Spann was countering a statement made by Heidi Cullen, a staff meteorologist with The Weather Channel, who had written that those who disagreed with the view that global warming was caused by man-made events should not be given the Seal of Approval by the American Meteorological Society. Spann's remarks in his station's weather blog were linked to by the Drudge Report, which thrust Spann — a well-known personality in north and central Alabama, but little known outside that area — into the larger spotlight. As of 2011, Spann has the most followers on Twitter and the most fans on Facebook of any local television meteorologist.

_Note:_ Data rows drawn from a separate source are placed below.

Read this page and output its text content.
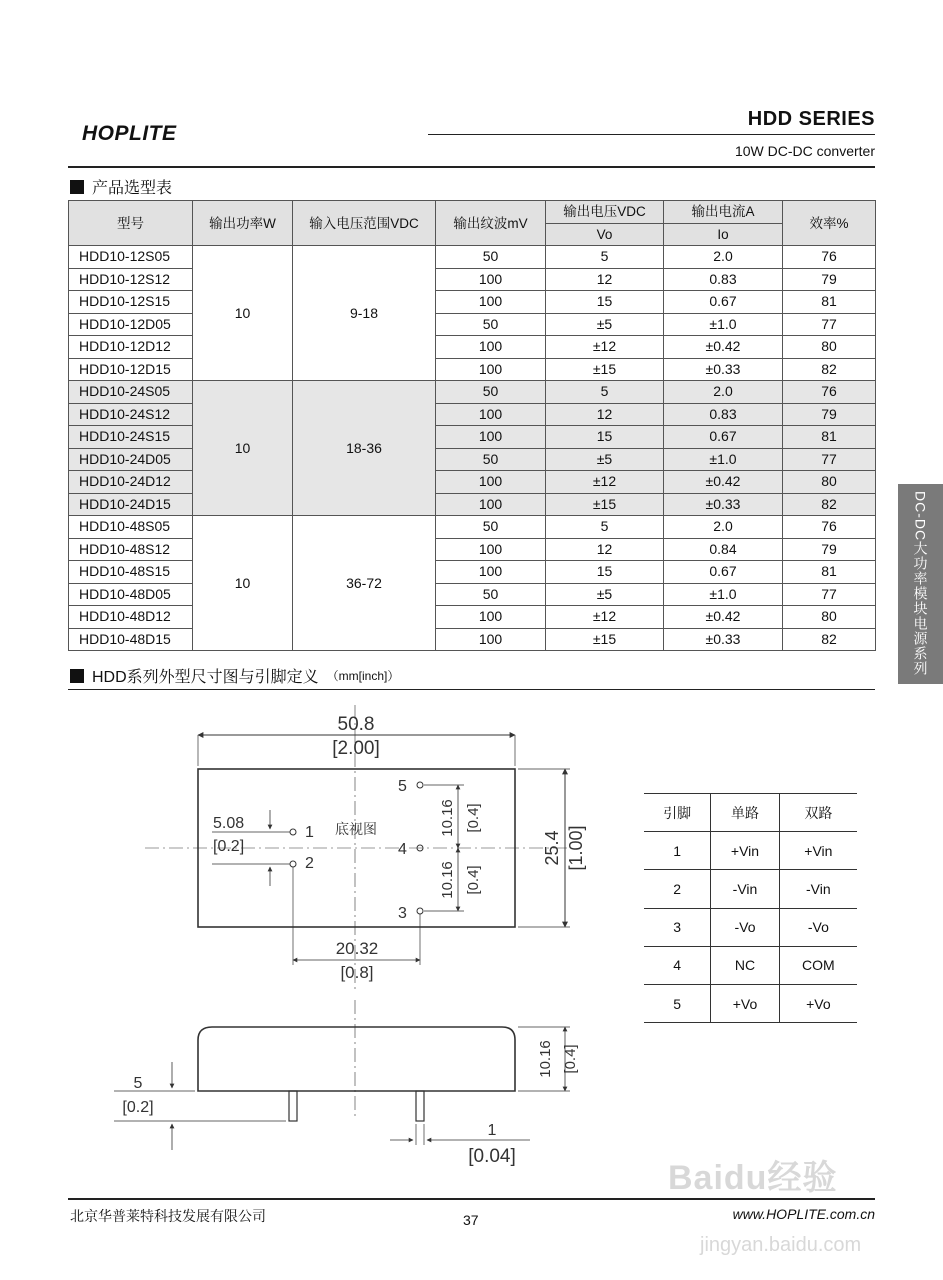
HOPLITE
HDD SERIES
10W DC-DC converter
产品选型表
型号	输出功率W	输入电压范围VDC	输出纹波mV	输出电压VDC	输出电流A	效率%
				Vo	Io	
HDD10-12S05	10	9-18	50	5	2.0	76
HDD10-12S12			100	12	0.83	79
HDD10-12S15			100	15	0.67	81
HDD10-12D05			50	±5	±1.0	77
HDD10-12D12			100	±12	±0.42	80
HDD10-12D15			100	±15	±0.33	82
HDD10-24S05	10	18-36	50	5	2.0	76
HDD10-24S12			100	12	0.83	79
HDD10-24S15			100	15	0.67	81
HDD10-24D05			50	±5	±1.0	77
HDD10-24D12			100	±12	±0.42	80
HDD10-24D15			100	±15	±0.33	82
HDD10-48S05	10	36-72	50	5	2.0	76
HDD10-48S12			100	12	0.84	79
HDD10-48S15			100	15	0.67	81
HDD10-48D05			50	±5	±1.0	77
HDD10-48D12			100	±12	±0.42	80
HDD10-48D15			100	±15	±0.33	82
HDD系列外型尺寸图与引脚定义 （mm[inch]）	DC-DC大功率模块电源系列
50.8
[2.00]
25.4 [1.00]
1
2
3
4
5
底视图
5.08
[0.2]
10.16 [0.4]
10.16 [0.4]
20.32
[0.8]
10.16 [0.4]
5
[0.2]
1
[0.04]
引脚	单路	双路
1	+Vin	+Vin
2	-Vin	-Vin
3	-Vo	-Vo
4	NC	COM
5	+Vo	+Vo
Baidu经验
jingyan.baidu.com
北京华普莱特科技发展有限公司	37	www.HOPLITE.com.cn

Spann is also a signatory of the Cornwall Alliance for the Stewardship of Creation, Which states: "We believe Earth and its ecosystems — created by God's intelligent design and infinite power and sustained by His faithful providence — are robust, resilient, self-regulating, and self-correcting, admirably suited for human flourishing, and displaying His glory. Earth's climate system is no exception".

=== "Siren mentality" ===
During his career, Spann has spoken and done interviews on the alarm fatigue phenomenon, which he has deemed the "siren mentality". In a February 2011 of The Tuscaloosa News, Spann stated that “It's World War I technology, like air raid sirens,” referring to the sirens used to warn the public of tornadoes. Spann also stated in April 2021 “I just want to take them down and burn them”.